The unit cell, the formula and Z cannot be taken separately; they are interlinked and form a consistent set of values. This article adopts the A-centred unit cell (space group A1̅) with a = 7.736 Å, b = 7.157 Å and c = 13.824 Å, the formula CaMn(SO3)3 and Z = 6. Deer et al. take the formula as (Mn,Ca,Fe)[SiO3] so their value of Z is doubled to 12. Mindat apparently gives the lattice parameters for a face-centred cell, although they give the space group as P1̅.

==Type locality==
The type locality was originally taken as Tetela de Jonotla, Puebla, Mexico, and the mineral was named for the Mexican mineralogist José María Bustamante y Septiem, professor at the Mexico Mining Seminary. The material from Puebla, however, was later found to be a mixture of johannsenite and rhodonite, so the type locality is now the Franklin Mine, Franklin, Sussex County, New Jersey, US.

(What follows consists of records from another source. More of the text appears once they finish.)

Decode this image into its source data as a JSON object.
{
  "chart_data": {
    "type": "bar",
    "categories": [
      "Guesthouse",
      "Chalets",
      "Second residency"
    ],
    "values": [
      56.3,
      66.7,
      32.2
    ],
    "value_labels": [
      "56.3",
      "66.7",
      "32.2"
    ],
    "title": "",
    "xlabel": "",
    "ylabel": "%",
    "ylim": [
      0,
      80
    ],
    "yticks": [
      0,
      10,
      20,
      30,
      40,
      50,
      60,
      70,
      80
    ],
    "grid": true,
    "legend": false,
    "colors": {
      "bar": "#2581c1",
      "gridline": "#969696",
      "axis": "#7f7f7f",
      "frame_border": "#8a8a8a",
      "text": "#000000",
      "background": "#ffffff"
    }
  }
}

Both bustamite and johansennite are found at Franklin. Bustamite is moderately common there and occurs in a variety of assemblages, associated with rhodonite and tephroite, calcite and tephroite or glaucochroite and tephroite. Vesuvianite, wollastonite, garnet, diopside, willemite, johannsenite, margarosanite and clinohedrite also may be present.

==Environment==
Bustamite typically results from metamorphism of manganese-bearing sediments, with attendant metasomatism. At the (new) type locality, Franklin, the oldest rocks are Precambrian gneisses of mixed sedimentary and volcanic origin. Franklin Marble was deposited within these rocks, along with sediments containing zinc, manganese and iron minerals. These sediments were metamorphosed later in the Precambrian, then the rocks were uplifted from the late Precambrian into the Cambrian and quartzite was deposited on the eroded surface. In Cambrian-Ordovician time the quartzite was in turn overlain by limestone, and the rocks have been subject to uplift and erosion up to the present time.